Wenn er dann weiter von einer hypothetischen "psychopolitisch reifen Linken" schreibt, so spiegelt das natürlich ein Wunschdenken, denn die Linke ist nun mal so schlecht oder gut wie sie ist. Solche Formulierungen kommen bei Reich ja auch oft vor (mit "sollen" usw.). So denkt man selbst (oder besser: ich selbst) auch oft. Ich will mich aber davon lösen, da das ja nichts bringt. Alles Studieren und Nachdenken (ob mit "dialektischer Methode" oder ohne bewußte Methode) kann doch nur den Sinn haben, sein wirkliches Leben, den morgigen Tag, die Zukunft, "besser", aber hier ist ein "echtes Besser" gemeint, zu gestalten. Darauf wird man doch letzten Endes immer zurückgeworfen trotz aller geistigen Höhenflüge. Und ich finde das gut so!

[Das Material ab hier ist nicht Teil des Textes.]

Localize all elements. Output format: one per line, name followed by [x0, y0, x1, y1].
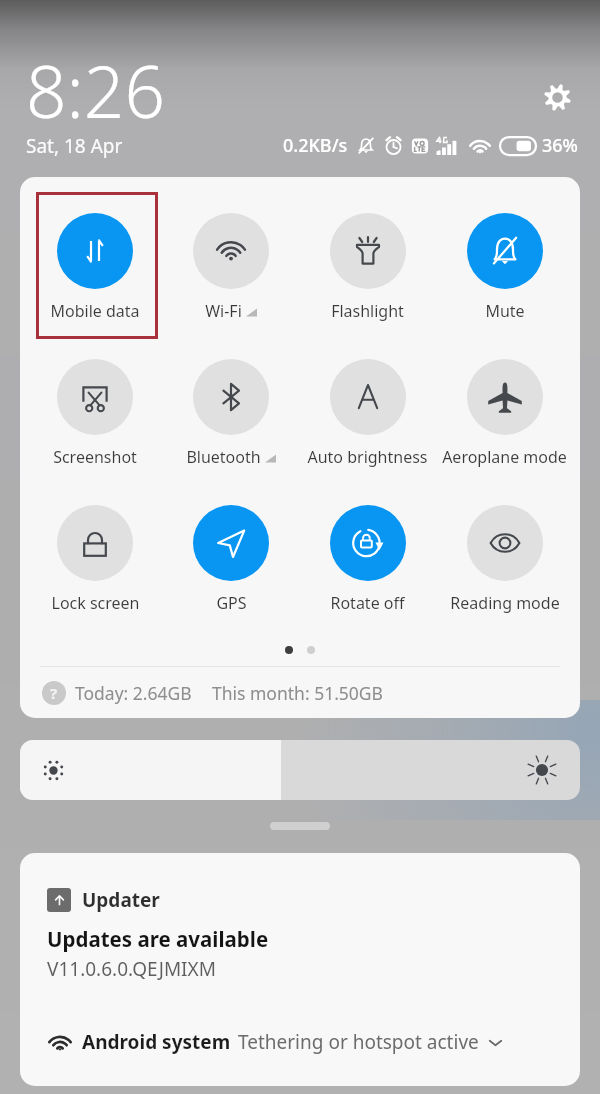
button[interactable]: GPS — [163, 505, 299, 614]
staticText: Flashlight — [331, 300, 404, 322]
staticText: Rotate off — [330, 592, 405, 614]
button[interactable]: Updater — [20, 853, 580, 998]
staticText: Mobile data — [50, 300, 140, 322]
staticText: Wi-Fi — [205, 300, 242, 322]
staticText: Android system — [82, 1029, 231, 1055]
staticText: 36% — [542, 133, 578, 158]
staticText: V11.0.6.0.QEJMIXM — [47, 956, 216, 982]
staticText: Lock screen — [51, 592, 140, 614]
staticText: Bluetooth — [186, 446, 261, 468]
button[interactable]: Android system — [20, 998, 580, 1086]
button[interactable]: Auto brightness — [299, 359, 436, 468]
button[interactable]: Rotate off — [299, 505, 436, 614]
button[interactable]: Settings — [536, 76, 578, 118]
button[interactable]: Aeroplane mode — [436, 359, 573, 468]
staticText: Aeroplane mode — [442, 446, 567, 468]
staticText: 0.2KB/s — [283, 133, 348, 158]
staticText: ? — [50, 683, 58, 703]
staticText: This month: 51.50GB — [212, 681, 383, 705]
button[interactable]: Bluetooth — [163, 359, 299, 468]
staticText: Screenshot — [53, 446, 137, 468]
button[interactable]: Mute — [436, 213, 573, 322]
staticText: Updates are available — [47, 925, 269, 953]
button[interactable]: Lock screen — [27, 505, 163, 614]
staticText: GPS — [216, 592, 247, 614]
button[interactable]: Screenshot — [27, 359, 163, 468]
staticText: Reading mode — [450, 592, 560, 614]
button[interactable]: Wi-Fi — [163, 213, 299, 322]
button[interactable]: Reading mode — [436, 505, 573, 614]
button[interactable]: Brightness — [20, 740, 580, 800]
staticText: Auto brightness — [307, 446, 428, 468]
staticText: Tethering or hotspot active — [238, 1029, 479, 1055]
button[interactable]: Mobile data — [27, 213, 163, 322]
button[interactable]: ? — [20, 667, 580, 718]
button[interactable]: Flashlight — [299, 213, 436, 322]
staticText: 8:26 — [26, 42, 165, 139]
staticText: Mute — [485, 300, 525, 322]
staticText: Updater — [82, 887, 160, 913]
staticText: Sat, 18 Apr — [26, 133, 123, 159]
staticText: Today: 2.64GB — [75, 681, 192, 705]
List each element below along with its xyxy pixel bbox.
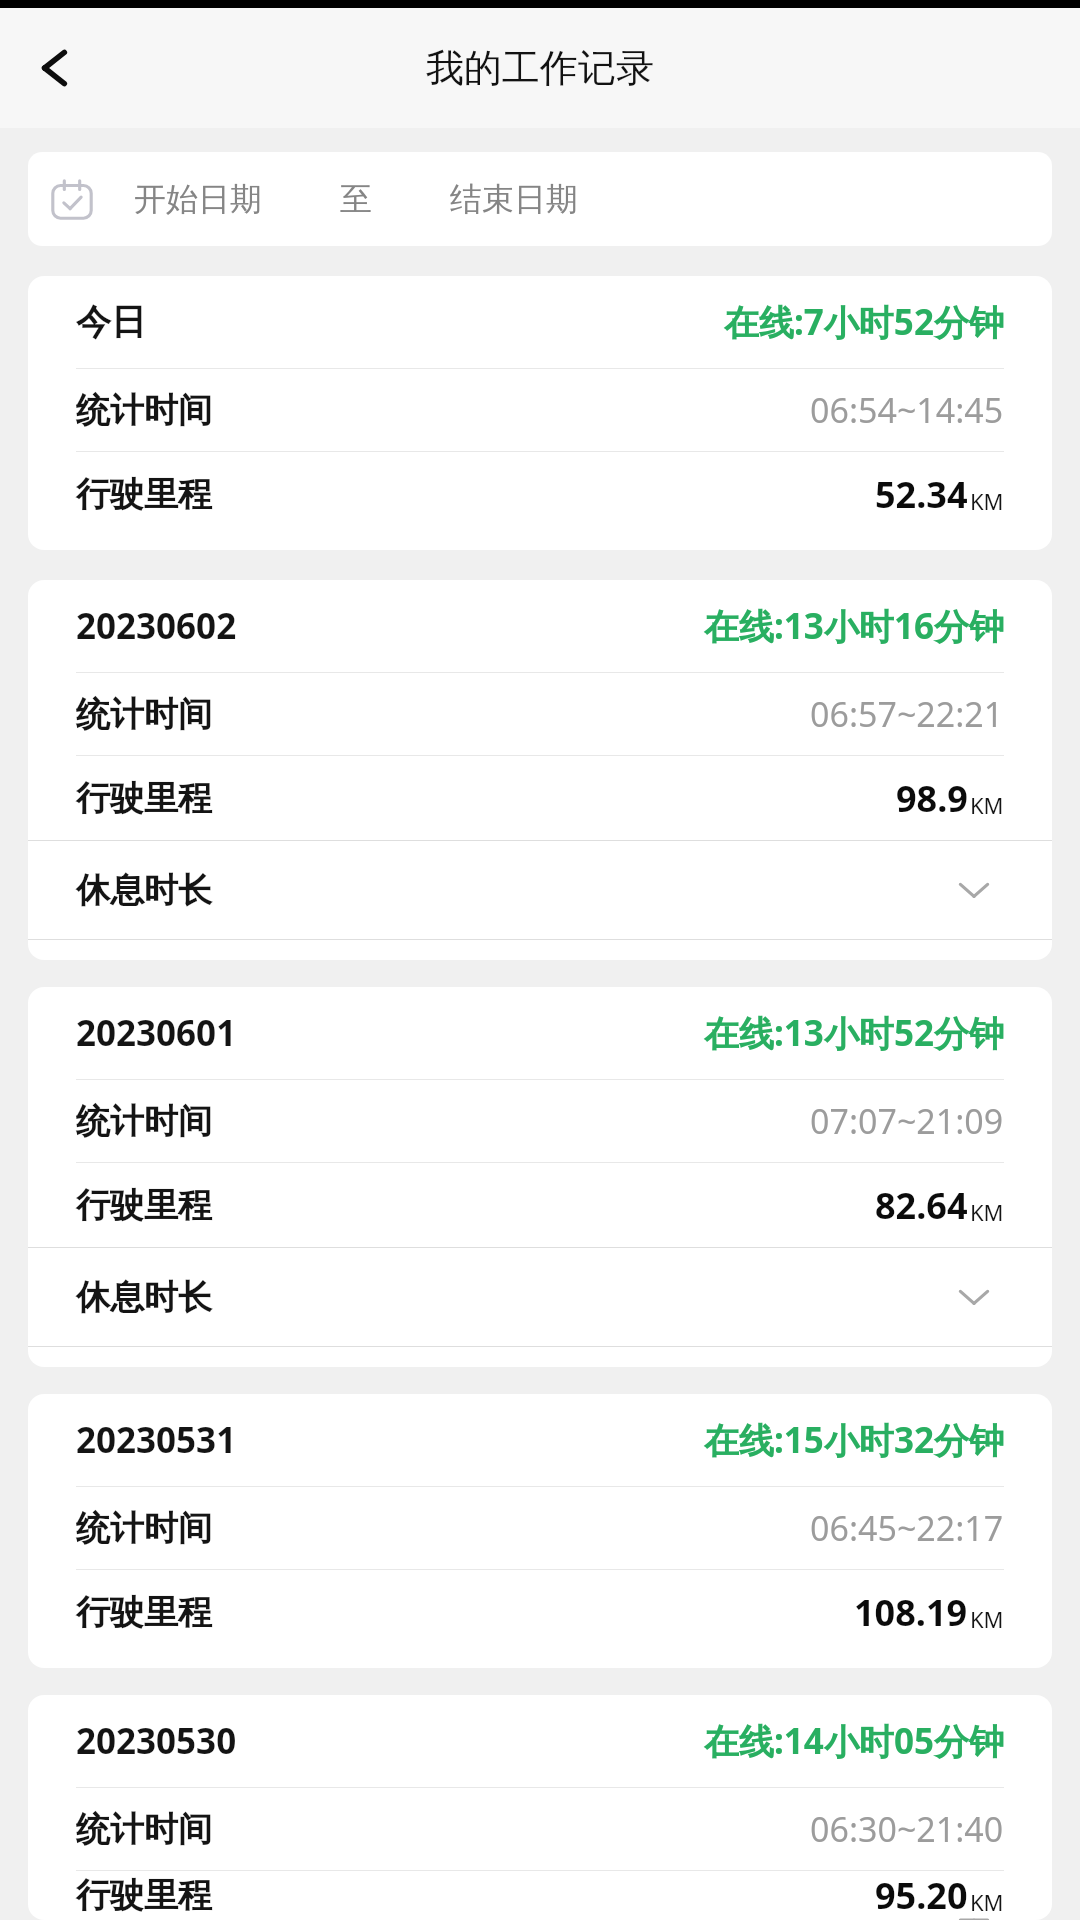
staticText: 06:57~22:21 [810,691,1004,737]
staticText: 我的工作记录 [426,44,654,92]
staticText: KM [970,1604,1004,1634]
staticText: 统计时间 [76,693,212,736]
staticText: 20230531 [76,1416,237,1464]
button[interactable]: 今日 [28,276,1052,550]
button[interactable]: 20230601 [28,987,1052,1367]
staticText: 统计时间 [76,1507,212,1550]
staticText: 52.34 [875,470,968,519]
other: Expand rest duration [950,866,998,914]
button[interactable]: Back [12,25,98,111]
button[interactable]: 20230602 [28,580,1052,960]
staticText: 统计时间 [76,1100,212,1143]
staticText: 行驶里程 [76,1874,212,1917]
staticText: KM [970,486,1004,516]
staticText: 06:54~14:45 [810,387,1004,433]
staticText: 开始日期 [134,179,262,219]
staticText: 在线:15小时32分钟 [704,1416,1004,1464]
staticText: 06:45~22:17 [810,1505,1004,1551]
staticText: 20230530 [76,1717,237,1765]
staticText: 98.9 [896,774,968,823]
staticText: 20230601 [76,1009,237,1057]
staticText: 在线:14小时05分钟 [704,1717,1004,1765]
button[interactable]: 20230530 [28,1695,1052,1920]
button[interactable]: 休息时长 [28,841,1052,939]
button[interactable]: 20230531 [28,1394,1052,1668]
staticText: 休息时长 [76,1276,212,1319]
staticText: 行驶里程 [76,473,212,516]
staticText: 结束日期 [450,179,578,219]
staticText: 行驶里程 [76,777,212,820]
staticText: 108.19 [854,1588,968,1637]
staticText: 20230602 [76,602,237,650]
staticText: KM [970,790,1004,820]
staticText: 在线:7小时52分钟 [724,298,1004,346]
staticText: 统计时间 [76,389,212,432]
staticText: 07:07~21:09 [810,1098,1004,1144]
staticText: KM [970,1197,1004,1227]
staticText: 行驶里程 [76,1184,212,1227]
staticText: 至 [340,179,372,219]
staticText: 95.20 [875,1871,968,1920]
button[interactable]: 休息时长 [28,1248,1052,1346]
staticText: 在线:13小时16分钟 [704,602,1004,650]
staticText: 行驶里程 [76,1591,212,1634]
staticText: 82.64 [875,1181,968,1230]
staticText: 休息时长 [76,869,212,912]
staticText: 06:30~21:40 [810,1806,1004,1852]
staticText: 今日 [76,300,146,344]
staticText: 统计时间 [76,1808,212,1851]
button[interactable]: 开始日期 [28,152,1052,246]
other: Expand rest duration [950,1273,998,1321]
staticText: 在线:13小时52分钟 [704,1009,1004,1057]
staticText: KM [970,1887,1004,1917]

Also: Bei Reich finden sich auch immer wieder Formulierungen, wie dies und das sein sollte, auch mit dem Versprechen, daß dann alles Elend und Böse beseitigt wäre, was ja alle wollen, und dieses Versprechen wird dann sogar noch wissenschaftlich fundiert; eine "Welle" übrigens, auf der auch Marx mit seiner Ökonomie nach vorn getragen wurde (so jedenfalls sehe ich das mal ganz grobgesagt).
Aber bei Reich, sowohl in Theorie als auch in der Biographie, finden sich für mich sehr viele Ansätze, mich sozusagen einerseits auf eine "Metaebene" zu begeben und andererseits mehr in der Realität verwurzelt zu sein. Das ist viel zu komplex für dieses Telegramm, aber vielleicht ahnt ihr trotzdem, was ich meine und woran ich arbeiten will, wenn ich nicht mehr Zwangsarbeit leisten muß. (…)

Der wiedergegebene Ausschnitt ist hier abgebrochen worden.